Notes on the Reading:
Constructivism= views learning as a process in which the learner activiely constructs new knowledge based on current and past knowledge
Project Based Learning= a constructivist approach that encourages learning in depth by allowing students to use inquiry-based methods to engage with issues that are rich, real, and relelvant to their lives.
Connectivism= an approach to learning that considers technology a key factor.
Notes on the Reading:
Are there any prerequisites to augmentative communication?
No, anyone who is non-speaking or unable to express themselves effectively through spoken language are candidates for augmentative communciation systems and devices.
Aided Augmentative Communciation requires a deveice such as a language board or a talking computer.
Unaided Augmentative Communciation involves only the body of the communciator and include pointing, facial expressions, and sign language.
What does the Participant Model for Collaborative Team Assessment entail?

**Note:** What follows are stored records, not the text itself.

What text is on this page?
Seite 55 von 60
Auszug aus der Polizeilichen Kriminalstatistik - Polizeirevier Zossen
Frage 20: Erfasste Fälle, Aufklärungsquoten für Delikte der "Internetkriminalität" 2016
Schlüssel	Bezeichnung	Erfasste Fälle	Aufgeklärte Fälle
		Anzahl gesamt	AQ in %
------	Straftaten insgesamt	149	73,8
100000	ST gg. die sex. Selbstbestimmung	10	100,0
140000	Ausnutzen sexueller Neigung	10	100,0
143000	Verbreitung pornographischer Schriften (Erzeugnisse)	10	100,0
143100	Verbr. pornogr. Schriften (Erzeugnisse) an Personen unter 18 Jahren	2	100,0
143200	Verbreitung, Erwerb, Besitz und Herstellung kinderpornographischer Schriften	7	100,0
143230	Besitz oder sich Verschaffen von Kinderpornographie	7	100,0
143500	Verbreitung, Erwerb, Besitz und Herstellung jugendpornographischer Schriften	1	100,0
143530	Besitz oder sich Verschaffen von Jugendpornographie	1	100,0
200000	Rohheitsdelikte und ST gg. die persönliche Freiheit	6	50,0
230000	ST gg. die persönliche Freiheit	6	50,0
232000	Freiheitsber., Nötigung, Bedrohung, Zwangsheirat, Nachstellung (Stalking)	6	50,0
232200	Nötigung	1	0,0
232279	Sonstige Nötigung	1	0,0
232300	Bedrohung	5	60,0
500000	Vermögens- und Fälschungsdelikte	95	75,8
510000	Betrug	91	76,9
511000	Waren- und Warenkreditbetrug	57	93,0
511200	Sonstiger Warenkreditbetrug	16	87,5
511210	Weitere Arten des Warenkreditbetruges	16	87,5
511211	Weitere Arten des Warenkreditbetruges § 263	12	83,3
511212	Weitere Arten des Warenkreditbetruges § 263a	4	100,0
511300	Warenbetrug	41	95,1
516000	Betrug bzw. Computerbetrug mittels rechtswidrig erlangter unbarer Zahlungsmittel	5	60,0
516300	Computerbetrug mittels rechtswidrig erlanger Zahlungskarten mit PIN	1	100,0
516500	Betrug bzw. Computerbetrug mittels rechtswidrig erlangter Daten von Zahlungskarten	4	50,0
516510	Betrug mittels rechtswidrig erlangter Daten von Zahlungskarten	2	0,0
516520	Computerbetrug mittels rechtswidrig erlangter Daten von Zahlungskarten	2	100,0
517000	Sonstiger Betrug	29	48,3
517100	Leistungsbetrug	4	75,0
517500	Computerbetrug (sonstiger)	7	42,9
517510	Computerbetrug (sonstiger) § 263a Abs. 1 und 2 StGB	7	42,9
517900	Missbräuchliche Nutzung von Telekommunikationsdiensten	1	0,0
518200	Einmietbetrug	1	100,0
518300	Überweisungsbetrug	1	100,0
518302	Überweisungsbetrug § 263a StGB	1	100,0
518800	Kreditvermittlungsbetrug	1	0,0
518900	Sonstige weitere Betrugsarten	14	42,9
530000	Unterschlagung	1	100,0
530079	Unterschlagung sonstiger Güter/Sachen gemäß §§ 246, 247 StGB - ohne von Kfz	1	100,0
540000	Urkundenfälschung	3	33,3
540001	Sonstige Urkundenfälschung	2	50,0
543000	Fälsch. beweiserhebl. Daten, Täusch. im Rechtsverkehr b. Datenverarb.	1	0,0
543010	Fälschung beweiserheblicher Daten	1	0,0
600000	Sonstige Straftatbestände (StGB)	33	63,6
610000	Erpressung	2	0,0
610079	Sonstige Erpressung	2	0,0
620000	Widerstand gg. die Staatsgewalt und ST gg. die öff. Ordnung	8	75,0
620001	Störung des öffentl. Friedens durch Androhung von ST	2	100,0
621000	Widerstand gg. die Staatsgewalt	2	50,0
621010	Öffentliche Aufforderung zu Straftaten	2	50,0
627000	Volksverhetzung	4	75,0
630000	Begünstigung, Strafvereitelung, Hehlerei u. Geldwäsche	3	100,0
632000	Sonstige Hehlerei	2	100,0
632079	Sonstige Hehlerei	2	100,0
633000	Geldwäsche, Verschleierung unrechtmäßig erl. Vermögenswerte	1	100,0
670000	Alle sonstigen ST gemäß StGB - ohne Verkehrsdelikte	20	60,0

*Assessment of a student's current communciation
* Assessment of a student's needs across daily routines
*Identification of access barriers within the natural
*Determination of future communciation needs in
*Selection and design of an augmentative
*Evaluation of the efficiency and effectiveness of the
augmentative communication system (ongoing)
What are the primary considerations involved in selecting and designing a student's Augmentative Communcation System?
My Response to the Reading:
Again in the myths and realities section- we see the re-occuring idea that using a crutch will inhibit a persons ability to walk, formulated here as: augmentative communication will "inhibit" the development of normal speech and must only be used as a last resort.
I was pleased to see it addressed, and de-bunked by research.
My questions for the class from this reading is:
Have they seen the YouTube Video:
In My Language by Silent Miaow?
If not, it is on my "Stuff to Share" page. I would enjoy a class discussion around the ideas that A.M.Baggs brings up.